Sans plus attendre, pour chercher des voies nouvelles d’évangélisation, nous mettrons en valeur tous les éléments qui invitent chaque fidèle à s’impliquer selon son charisme et avec « créativité », selon l’expression du pape François. Le Code de Droit Canonique nous offre déjà bien des possibilités pour mettre en œuvre cette capacité inventive. Pour être fidèles au Christ, nous devons engager cette réforme missionnaire de la pastorale diocésaine.
La priorité pour cette conversion reste la Parole de Dieu, comme puissance intérieure qui réalise notre conversion personnelle et collective. L’Écriture possède une force prophétique qui la rend toujours vivante. Il importe donc que le diocèse forme à la lecture et à la méditation de la Parole de Dieu, « créatrice de fraternités », pour qu’elle renouvelle nos cœurs et notre histoire. Avant toute conversion des structures il est requis que nous changions de mentalité par un renouvellement intérieur, qui concerne en premier lieu ceux qui sont appelés à prendre des responsabilités dans l’Église.
Il nous faut ensuite partir de l’Église locale, de notre Église diocésaine, afin d’y redécouvrir la vocation de chaque baptisé à être disciple de Jésus et missionnaire de l’Evangile. Cette conversion se réalisera par l’implication du Peuple de Dieu et par un processus graduel de renouvellement des structures. Les institutions sont utiles quand une vie les anime, les soutient et les évalue. Sans une vie nouvelle et un authentique esprit évangélique, sans un regard « par le bas », toute nouvelle structure se corrompt en peu de temps. Le diocèse est donc appelé à être d’abord un signe vivant de la proximité du Christ par le moyen d’un réseau de relations fraternelles, notamment avec les plus pauvres. Le sujet de l’action missionnaire et évangélisatrice de l’Église est, après et avec l’Esprit Saint, le Peuple de Dieu dans son ensemble. C’est bien la communauté tout entière qui est le sujet responsable de la mission.
Ainsi donc, l’Église locale et ses paroisses peuvent encore se renouveler pour être toujours plus proches des gens, en sachant que les pauvretés doivent être mises au centre du cheminement de l’Église.
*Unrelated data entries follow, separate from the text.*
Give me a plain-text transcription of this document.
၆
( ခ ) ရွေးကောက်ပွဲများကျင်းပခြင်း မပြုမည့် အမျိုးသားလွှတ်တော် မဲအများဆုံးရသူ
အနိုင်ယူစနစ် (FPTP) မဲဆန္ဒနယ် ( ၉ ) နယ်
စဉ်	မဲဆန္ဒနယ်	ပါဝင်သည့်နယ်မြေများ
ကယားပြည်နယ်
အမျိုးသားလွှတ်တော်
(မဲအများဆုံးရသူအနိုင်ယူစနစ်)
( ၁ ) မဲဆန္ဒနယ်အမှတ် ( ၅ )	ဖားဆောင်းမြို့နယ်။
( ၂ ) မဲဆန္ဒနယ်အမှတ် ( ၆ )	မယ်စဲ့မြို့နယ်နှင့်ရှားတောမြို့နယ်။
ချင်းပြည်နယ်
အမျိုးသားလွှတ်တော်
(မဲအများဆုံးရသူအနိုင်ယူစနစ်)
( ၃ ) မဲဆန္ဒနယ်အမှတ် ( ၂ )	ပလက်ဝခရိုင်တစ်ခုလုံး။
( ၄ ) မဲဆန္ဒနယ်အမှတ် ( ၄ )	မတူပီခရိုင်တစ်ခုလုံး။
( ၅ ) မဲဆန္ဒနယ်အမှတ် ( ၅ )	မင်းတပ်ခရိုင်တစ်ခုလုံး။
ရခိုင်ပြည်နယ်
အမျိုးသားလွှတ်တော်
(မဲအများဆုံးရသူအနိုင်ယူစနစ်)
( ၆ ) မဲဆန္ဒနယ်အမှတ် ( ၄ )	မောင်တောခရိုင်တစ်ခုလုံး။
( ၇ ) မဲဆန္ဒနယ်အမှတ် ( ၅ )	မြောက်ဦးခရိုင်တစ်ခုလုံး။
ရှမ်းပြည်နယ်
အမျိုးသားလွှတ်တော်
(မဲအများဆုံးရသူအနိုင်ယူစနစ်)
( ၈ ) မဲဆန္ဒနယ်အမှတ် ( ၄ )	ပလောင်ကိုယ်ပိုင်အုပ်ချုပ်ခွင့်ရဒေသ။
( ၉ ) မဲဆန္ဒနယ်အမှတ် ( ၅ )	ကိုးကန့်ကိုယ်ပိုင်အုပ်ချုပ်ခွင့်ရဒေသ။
Nous sommes tous appelés à trouver d’autres modalités de proximité dans notre diocèse - banlieue de l’Île de France et porte de la Bourgogne ! - où cohabitent des cultures de plus en plus diverses. Aujourd’hui, le territoire n’est plus seulement un espace géographique délimité, mais un contexte où chacun vit sa propre vie, faite de relations, de services réciproques et de traditions anciennes. C’est dans ce « territoire existentiel » que l’Église locale doit relever le défi de la « joie de l’Évangile ».
Les processus de transformation impliquent donc une succession de temps et d’étapes, des discernements, des corrections, des expérimentations. La souplesse est nécessaire pour être attentifs à ne pas forcer le temps, à ne pas nous précipiter car les personnes concrètes ne doivent pas être oubliées. Les structures doivent être pensées dans la vie réelle du diocèse avec une phase nécessaire de consultation préalable, puis une mise en œuvre progressive et enfin une phase de vérification.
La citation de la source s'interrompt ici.